Wednesday, May 6, 2026

Onions Coming in

At around this time each year like clockwork, the onion harvest begins.  It's a good thing.  We're out of onions and have been purchasing them.  To be fair, we like onions and cook with them often.  In harvesting the onions, it is a process that takes a little while to get them where we want them - inside and/or cut up and in the freezer.  Here's a shot from about a month ago, of our onions slowly ripening, all lined up like soldiers.

And here we are again at the tail end of April in the same onion patch.  They don't look quite as lush.  Some are ready to be pulled.

The photo below shows how you know which ones are ripe.  The neck of the onion folds over and the weight of the onion tops causes it to bend to the ground.  It's as if to say, "I give up.  I can't do this anymore."

Once it bends over, it's time to pull it from the ground.  Many people let them dry in the sun in the garden after pulling them.  Here is a photo of a big, fat Yellow Granex Onion.  This is a sweet onion, the ones marketed as Vidalia onions.  I think this is my favorite variety!  We also grow Early Texas White, Texas 1015 Sweet, and Red Creole Onions.

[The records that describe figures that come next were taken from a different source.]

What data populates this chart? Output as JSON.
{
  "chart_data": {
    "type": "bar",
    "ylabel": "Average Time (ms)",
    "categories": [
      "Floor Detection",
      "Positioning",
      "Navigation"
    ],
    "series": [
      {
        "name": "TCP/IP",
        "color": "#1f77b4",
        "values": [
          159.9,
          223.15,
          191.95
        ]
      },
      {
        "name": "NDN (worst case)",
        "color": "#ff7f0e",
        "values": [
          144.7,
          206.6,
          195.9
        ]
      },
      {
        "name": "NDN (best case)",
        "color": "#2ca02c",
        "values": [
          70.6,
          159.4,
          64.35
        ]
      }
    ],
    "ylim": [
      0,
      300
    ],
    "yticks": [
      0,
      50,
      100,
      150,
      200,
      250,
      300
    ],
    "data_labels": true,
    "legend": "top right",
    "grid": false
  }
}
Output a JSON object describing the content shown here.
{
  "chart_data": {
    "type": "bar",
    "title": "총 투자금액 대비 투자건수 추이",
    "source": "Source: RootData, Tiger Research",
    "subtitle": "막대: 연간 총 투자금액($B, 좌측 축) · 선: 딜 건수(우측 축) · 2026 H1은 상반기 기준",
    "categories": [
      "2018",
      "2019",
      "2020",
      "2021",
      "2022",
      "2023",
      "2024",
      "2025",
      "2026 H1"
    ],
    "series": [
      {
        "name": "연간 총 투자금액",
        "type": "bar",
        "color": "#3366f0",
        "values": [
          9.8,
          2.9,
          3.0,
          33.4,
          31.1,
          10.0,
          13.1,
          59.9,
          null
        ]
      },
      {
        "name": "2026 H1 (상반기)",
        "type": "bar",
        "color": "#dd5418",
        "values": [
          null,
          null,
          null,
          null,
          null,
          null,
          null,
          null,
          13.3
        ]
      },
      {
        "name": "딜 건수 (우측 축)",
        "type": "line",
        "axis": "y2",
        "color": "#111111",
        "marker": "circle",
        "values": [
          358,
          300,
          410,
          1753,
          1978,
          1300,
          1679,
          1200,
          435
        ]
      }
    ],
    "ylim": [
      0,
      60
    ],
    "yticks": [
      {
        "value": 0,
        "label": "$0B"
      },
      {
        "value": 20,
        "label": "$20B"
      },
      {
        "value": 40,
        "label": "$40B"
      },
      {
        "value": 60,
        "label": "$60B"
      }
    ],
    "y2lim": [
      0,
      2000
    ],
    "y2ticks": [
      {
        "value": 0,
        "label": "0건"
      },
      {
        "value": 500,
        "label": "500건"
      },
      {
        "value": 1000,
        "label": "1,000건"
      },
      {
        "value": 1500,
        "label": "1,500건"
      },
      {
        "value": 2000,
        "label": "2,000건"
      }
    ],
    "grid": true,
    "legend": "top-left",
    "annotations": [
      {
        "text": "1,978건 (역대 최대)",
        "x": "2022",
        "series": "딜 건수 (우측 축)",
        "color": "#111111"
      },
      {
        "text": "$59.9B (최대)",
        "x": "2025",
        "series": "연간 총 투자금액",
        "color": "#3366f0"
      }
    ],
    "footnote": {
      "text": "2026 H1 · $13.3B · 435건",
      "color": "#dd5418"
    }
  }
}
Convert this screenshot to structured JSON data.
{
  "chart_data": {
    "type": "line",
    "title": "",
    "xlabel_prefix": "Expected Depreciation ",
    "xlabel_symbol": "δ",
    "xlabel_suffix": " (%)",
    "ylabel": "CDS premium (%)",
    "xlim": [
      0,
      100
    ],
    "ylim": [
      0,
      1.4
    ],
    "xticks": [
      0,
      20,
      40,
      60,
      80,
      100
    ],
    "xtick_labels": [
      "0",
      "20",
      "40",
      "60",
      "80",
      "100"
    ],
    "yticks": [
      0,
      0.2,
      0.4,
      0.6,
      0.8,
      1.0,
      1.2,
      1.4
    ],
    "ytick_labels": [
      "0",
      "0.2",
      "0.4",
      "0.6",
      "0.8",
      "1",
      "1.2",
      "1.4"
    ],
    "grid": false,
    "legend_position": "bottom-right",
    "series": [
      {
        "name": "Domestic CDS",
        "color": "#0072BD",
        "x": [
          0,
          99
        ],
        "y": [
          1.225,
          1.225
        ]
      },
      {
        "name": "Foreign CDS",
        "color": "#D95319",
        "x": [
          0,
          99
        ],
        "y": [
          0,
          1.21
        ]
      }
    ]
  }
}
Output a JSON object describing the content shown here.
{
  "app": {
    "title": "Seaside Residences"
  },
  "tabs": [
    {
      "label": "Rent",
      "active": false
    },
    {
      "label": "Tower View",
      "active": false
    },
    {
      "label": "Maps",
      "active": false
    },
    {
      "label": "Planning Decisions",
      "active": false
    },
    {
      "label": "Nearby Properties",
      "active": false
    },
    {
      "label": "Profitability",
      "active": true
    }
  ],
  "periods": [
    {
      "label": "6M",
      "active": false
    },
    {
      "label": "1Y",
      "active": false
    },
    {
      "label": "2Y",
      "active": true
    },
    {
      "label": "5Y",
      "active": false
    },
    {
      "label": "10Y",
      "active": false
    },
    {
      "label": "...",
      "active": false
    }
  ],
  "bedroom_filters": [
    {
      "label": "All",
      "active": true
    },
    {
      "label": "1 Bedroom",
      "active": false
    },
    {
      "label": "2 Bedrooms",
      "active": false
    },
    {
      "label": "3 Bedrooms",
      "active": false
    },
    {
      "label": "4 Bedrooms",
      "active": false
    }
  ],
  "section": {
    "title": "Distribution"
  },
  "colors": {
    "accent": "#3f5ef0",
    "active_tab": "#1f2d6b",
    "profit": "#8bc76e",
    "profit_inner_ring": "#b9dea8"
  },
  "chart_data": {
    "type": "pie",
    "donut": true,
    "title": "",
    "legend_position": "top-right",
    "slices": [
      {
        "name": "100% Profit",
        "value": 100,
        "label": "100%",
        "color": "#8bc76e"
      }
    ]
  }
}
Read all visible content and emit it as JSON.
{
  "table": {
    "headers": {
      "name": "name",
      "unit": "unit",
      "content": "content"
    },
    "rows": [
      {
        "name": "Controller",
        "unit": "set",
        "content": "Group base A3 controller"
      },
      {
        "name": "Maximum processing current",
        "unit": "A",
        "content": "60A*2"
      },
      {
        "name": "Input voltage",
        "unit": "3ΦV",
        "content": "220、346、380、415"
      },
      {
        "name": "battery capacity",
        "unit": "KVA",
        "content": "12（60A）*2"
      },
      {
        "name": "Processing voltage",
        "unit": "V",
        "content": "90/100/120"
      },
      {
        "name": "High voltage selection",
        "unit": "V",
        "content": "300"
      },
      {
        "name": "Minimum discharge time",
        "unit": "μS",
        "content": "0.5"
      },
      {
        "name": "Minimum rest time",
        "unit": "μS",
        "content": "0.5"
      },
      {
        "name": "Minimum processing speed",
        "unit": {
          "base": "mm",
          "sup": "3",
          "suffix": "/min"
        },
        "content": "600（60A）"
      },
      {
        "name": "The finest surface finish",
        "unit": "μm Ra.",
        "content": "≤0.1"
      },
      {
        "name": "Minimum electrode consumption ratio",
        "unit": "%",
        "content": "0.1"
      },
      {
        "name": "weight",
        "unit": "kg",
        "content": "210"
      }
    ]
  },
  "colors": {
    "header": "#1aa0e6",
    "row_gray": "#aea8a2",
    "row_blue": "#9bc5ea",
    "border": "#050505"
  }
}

Because it gets so hot and humid here so very quickly, I like to pull them and put them on an expanded metal patio table so that the air can flow around them and begin drying them out.  After two days here, I'll get some clippers and snip off the onion top about an inch from the onion.  I'll let it continue to dry out on the table for a day or two more.

Then we bring them into our onion drying room.  Actually, it is our parlor, or living room that I've taken over momentarily, spreading a blue tarp on the floor to catch onion skins and dirt.  We lay them on a baker's rack for drying.

We keep a fan going all day to allow for good air flow.  Sometimes, if you don't, the onions will get soft and go bad on you.  We can't have that going on!

This is about half of the crop so far.  Each day more fall over and I pull them and put them on the table.  They'll eventually move here.  No more buying onions for quite a while.  We'll eat all of these and we will also chop some of these up and freeze in ziploc bags for cooking with.  Dixondale Farms, the company we purchase the onion starts from, just sent out a recipe for Carmelized Onion Quiche.  It sounds like something we'd like to try out.  I'll pick out a few of the Yellow Granex onions and get them chopped up to make that quiche!